Tuesday 24 July 2012


Over the last few days we have finally had some weather that could reasonably be described as "Summery". Daytime temperatures have been in the mid- to upper-20s. Woohoo! The tomatoes like it, that's for sure.

But there is bad news in relation to these tomato plants too - several of them have contracted blight. Blight is an airborne fungal disease, and is fostered by warm, humid conditions.The signs of this disease are unmistakeable - black patches on the stems and brown shivelled leaves.

I have cut off all the affected bits that I can see, but that is only ever going to be a temporary measure. Once blight has taken a hold there is no stopping it. Two of my tomato varieties ("Ferline" and "Orkado") are ones specially bred to be blight-resistant, but even they will eventually succumb. So it's a race against time now. Can the plants produce some ripe fruit before they die? I think the answer is Yes. The "Sungold" plant in my first photo above, for instance, evidently has a few fruits that are nearly ripe already, so it only needs to survive for a little bit longer.

Of course, I would like all my tomatoes to be completely unaffected by the blight, but that is no longer an option, so I have to do the best I can in the circumstances. If the plants get badly affected, I will pick the green fruits and ripen as many as possible of them indoors. Until such time I will continue to pick off the worst-affected leaves and hope for the best. Spraying with a solution of Bordeaux Mixture may help to retard the growth of the blight, so if I get the time I may attempt this at the weekend, when I get the time.
Next year I may try a different strategy: covering the tomato plants with thin plastic "coats" to shield them from the blight spores. I have seen such things advertised in catalogues, but I have not yet tried them.

Meanwhile, thinking more positively, the tomatoes' relatives the Aubergines have developed into big powerful plants - not tall but solid.

And covered in flowers now too...

Each of my two plants has about five or six flowers (it's hard to be sure because the foliage is so densely packed).

Since Aubergines are part of the Solanaceae family, along with the Tomatoes, can they get blight too? Does anyone know? Potatoes are the other prominent member of this family, and they certainly can!


  1. We have had blight on tomatoes grown in a greenhouse Mark. We haven't grown tomatoes outdoors for several years now but were going to try in the garden this year - then the weather changed our minds.

    I guess aubergines can get some sort of blight but you don't hear much about it so maybe they are less susceptible than tomatoes.

  2. I swear I had an eggplant get blight one year. It had all the same look as blight on the tomatoes and since the tomatoes all had it I figured that is what it was. But only one out of four got it. So maybe they aren't particularly vulnerable? So sorry to hear you have it in your garden now.

  3. I stopped growing tomatoes outside last year because of blight. We have afew in the greenhouse, I do hope they wont be affected.

  4. Bummer! When I lived in "Blighty" my tomatoes got blight too. I have never had the problem in Australia - does it exist in Australia? Or is that one of the very good benefits from being an island a long way away? (Don't worry, we have plenty of other tomato problems like fruit fly to make up for it!).

    Now I am no expert here, but if it is a fungal, wouldn't a spay of (err..excuse me) urine help? But I guess the knowledge of treatments is considerable in blight affected places.

    I love a good eggplant picture - they look fabulous, I like when their stems are dark purple! What variety are they?

    1. Gardenglut: they are "Pintung Long" a long slender type akin to the oriental brinjal.

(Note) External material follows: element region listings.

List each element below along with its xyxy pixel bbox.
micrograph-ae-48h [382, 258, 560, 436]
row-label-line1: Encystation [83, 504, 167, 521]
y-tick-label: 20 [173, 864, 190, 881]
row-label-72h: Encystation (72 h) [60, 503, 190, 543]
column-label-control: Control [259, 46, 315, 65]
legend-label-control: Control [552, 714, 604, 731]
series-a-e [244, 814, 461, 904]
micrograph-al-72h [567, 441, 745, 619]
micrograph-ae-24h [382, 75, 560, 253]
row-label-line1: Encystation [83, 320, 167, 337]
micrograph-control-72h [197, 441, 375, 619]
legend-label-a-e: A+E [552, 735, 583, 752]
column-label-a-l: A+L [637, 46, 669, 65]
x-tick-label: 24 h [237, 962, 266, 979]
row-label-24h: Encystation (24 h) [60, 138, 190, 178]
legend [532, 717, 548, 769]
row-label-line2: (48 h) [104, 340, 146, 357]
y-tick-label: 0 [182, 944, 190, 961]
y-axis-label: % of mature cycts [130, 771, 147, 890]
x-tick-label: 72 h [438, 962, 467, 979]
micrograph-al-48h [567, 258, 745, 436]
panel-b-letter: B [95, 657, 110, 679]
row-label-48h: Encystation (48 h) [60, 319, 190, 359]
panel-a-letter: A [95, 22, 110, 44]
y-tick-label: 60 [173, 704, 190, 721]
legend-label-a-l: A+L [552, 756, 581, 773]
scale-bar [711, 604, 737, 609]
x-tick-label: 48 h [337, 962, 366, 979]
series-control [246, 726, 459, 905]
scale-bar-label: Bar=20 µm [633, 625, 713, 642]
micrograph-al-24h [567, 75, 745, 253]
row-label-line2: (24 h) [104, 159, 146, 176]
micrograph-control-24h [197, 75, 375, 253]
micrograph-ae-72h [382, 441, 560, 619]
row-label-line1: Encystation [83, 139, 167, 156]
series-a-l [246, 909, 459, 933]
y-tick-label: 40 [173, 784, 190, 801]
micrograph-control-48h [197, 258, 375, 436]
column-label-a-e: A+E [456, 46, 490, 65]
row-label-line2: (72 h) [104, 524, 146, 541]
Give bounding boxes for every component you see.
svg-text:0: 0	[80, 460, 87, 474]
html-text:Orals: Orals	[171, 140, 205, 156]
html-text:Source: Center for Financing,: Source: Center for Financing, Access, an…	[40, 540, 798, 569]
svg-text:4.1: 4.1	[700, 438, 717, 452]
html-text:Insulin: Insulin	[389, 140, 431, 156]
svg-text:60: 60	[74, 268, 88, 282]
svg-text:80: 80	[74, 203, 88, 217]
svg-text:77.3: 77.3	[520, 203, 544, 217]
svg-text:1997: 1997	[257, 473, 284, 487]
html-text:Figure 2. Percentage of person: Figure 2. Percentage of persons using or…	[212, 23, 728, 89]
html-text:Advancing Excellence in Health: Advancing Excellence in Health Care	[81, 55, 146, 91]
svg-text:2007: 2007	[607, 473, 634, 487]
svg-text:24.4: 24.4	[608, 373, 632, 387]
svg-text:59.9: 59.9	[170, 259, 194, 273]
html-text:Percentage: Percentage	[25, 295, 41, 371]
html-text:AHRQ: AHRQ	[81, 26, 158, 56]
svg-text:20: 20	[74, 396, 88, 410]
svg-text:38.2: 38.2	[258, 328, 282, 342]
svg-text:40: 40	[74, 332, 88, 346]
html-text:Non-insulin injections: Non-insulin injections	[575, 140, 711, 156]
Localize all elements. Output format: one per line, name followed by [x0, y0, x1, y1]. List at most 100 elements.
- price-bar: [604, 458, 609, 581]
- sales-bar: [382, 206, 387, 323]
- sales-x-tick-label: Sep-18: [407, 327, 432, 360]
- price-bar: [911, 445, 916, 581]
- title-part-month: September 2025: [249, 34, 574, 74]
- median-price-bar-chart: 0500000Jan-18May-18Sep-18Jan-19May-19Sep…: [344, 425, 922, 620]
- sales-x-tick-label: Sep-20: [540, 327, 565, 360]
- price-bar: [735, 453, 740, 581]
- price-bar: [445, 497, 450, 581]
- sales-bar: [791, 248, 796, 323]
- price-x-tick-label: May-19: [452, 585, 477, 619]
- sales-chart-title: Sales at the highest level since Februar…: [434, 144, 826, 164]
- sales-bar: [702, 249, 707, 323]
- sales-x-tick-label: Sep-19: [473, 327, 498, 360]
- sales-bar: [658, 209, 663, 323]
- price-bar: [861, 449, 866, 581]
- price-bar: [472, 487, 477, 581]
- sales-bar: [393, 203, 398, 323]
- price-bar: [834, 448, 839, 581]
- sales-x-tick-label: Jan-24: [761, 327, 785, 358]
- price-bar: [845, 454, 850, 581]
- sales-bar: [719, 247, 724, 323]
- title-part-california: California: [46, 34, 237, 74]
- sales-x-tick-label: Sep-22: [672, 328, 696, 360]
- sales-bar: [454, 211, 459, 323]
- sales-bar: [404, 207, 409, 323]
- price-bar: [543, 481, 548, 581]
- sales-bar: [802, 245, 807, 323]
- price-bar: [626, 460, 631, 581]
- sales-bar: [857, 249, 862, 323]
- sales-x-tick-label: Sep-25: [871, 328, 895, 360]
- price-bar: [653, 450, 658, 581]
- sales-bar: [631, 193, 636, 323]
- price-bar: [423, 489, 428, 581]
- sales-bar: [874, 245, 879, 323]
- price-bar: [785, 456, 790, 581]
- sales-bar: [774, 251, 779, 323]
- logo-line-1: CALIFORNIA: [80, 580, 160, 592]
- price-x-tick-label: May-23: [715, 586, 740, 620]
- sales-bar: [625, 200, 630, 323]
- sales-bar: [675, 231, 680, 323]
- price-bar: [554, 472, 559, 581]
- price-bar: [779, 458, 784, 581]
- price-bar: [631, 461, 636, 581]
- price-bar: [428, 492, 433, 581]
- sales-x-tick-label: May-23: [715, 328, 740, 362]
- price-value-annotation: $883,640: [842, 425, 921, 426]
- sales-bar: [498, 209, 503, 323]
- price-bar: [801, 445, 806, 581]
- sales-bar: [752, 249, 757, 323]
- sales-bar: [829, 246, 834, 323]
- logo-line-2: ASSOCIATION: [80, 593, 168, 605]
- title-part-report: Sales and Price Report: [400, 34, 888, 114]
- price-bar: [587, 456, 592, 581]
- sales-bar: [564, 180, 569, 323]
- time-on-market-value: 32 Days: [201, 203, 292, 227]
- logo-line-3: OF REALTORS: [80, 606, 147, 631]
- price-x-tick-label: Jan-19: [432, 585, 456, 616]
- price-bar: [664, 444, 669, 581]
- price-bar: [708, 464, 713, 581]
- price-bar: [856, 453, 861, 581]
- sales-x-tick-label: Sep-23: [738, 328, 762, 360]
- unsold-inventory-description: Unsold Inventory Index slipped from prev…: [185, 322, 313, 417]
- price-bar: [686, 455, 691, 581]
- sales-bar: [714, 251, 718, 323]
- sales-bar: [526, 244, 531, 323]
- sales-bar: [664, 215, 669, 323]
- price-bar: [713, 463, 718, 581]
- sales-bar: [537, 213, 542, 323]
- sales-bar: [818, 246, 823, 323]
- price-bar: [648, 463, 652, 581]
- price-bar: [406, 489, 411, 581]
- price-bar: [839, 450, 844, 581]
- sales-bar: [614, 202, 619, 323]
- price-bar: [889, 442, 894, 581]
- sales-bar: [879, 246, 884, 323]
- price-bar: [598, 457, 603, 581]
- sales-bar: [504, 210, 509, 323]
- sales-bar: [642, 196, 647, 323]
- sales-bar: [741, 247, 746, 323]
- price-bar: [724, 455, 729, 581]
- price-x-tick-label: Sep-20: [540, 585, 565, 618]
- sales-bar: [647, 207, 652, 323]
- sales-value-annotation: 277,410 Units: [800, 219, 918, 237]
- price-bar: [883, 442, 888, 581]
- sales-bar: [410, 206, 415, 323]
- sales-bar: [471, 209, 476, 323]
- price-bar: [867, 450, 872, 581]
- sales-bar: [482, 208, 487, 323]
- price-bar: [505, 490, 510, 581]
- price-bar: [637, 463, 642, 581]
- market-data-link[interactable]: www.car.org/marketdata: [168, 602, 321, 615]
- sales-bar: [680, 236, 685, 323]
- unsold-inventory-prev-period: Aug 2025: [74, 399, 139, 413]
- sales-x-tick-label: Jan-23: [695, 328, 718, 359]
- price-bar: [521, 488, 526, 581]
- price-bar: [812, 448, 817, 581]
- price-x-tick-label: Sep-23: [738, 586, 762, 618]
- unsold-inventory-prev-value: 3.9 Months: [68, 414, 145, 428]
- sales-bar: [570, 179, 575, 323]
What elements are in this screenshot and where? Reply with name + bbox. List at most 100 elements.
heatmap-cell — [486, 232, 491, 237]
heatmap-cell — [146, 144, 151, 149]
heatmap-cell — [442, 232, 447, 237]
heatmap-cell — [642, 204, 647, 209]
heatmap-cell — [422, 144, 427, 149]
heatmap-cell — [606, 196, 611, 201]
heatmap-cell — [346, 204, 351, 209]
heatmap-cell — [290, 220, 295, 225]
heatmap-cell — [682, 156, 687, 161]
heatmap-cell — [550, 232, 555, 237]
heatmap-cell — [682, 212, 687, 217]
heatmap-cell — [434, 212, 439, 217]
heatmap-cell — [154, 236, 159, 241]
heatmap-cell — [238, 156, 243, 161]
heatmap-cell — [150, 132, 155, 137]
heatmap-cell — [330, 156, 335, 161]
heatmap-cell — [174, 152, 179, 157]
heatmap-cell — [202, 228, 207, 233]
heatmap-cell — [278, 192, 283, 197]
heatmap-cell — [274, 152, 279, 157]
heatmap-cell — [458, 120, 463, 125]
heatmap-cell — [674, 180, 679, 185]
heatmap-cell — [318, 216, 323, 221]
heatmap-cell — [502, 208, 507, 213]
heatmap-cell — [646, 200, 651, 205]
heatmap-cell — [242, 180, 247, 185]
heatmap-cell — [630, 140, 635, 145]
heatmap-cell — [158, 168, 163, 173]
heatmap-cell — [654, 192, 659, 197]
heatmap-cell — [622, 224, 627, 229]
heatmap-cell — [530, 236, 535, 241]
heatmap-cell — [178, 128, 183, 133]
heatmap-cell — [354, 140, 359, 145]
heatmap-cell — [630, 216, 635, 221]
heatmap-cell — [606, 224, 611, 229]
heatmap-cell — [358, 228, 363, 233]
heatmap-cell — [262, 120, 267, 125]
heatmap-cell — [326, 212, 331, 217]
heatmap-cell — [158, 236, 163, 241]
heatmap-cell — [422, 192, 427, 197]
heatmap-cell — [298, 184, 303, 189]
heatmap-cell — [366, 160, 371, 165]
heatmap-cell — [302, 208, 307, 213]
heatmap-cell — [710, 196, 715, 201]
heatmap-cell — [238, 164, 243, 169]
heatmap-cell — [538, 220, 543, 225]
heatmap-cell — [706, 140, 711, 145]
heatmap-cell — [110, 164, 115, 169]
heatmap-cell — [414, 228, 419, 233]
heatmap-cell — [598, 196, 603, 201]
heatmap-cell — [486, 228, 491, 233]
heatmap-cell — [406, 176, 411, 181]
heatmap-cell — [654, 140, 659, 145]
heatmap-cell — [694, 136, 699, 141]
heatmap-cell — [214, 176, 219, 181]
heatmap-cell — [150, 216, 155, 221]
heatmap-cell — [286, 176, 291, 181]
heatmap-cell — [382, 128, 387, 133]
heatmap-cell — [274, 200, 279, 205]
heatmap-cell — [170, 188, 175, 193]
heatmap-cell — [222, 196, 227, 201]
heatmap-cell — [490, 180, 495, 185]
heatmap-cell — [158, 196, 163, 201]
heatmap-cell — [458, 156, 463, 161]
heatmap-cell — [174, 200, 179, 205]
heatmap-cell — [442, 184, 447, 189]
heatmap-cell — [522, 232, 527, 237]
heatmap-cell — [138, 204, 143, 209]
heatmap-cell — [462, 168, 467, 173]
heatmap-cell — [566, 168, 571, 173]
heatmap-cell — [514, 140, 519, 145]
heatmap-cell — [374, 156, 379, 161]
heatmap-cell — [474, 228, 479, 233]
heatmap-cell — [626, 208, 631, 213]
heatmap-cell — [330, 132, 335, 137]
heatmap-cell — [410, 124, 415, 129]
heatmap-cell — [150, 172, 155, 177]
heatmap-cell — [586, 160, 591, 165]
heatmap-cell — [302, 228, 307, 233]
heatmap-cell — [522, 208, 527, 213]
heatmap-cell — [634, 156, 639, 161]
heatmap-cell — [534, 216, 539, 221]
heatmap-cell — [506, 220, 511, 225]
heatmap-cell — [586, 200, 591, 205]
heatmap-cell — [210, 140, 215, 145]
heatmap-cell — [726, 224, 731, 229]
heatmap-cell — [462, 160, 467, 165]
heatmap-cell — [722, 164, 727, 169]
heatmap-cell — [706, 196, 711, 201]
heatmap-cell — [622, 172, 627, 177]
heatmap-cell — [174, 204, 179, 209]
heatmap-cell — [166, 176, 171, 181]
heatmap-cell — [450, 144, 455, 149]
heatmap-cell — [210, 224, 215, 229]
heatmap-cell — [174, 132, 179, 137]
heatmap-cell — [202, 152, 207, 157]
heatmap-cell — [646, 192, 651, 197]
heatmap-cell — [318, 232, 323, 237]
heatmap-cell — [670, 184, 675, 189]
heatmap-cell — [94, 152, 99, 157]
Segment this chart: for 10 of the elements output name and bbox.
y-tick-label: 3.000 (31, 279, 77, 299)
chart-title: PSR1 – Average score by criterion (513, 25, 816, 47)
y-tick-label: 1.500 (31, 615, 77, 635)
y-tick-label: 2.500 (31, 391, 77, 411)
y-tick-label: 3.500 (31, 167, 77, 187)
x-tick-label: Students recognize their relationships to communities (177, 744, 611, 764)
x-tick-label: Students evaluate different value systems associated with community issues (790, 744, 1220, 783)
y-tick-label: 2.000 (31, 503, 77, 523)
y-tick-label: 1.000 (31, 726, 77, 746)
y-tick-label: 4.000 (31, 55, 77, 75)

  5. Shame about the blight, hope it doesn't spread. Your aubergine looks really healthy; I hope it produces as I hope my three plants do as well.

  6. Your eggplants look fantastic! Mine are so beat up by flea beetles and the weather they don't look nearly as happy as your plants! I love the deep purple in contrast to the bright green leaves. They are a gorgeous gorgeous plant, with yummy fruits! I'm sorry about your tomatoes:( I just googled Bordeaux Mixture since I didn't know what it was...for a moment I thought you were spraying red wine on your tomatoes! I hope the blight can be reduced as much as possible!

  7. Drat! Blight looks awful. Not seen it here. I agree with Charmcity - the eggplants look super healthy. The leaves on mine are chewed and and full of little holes, yet they continue to produce.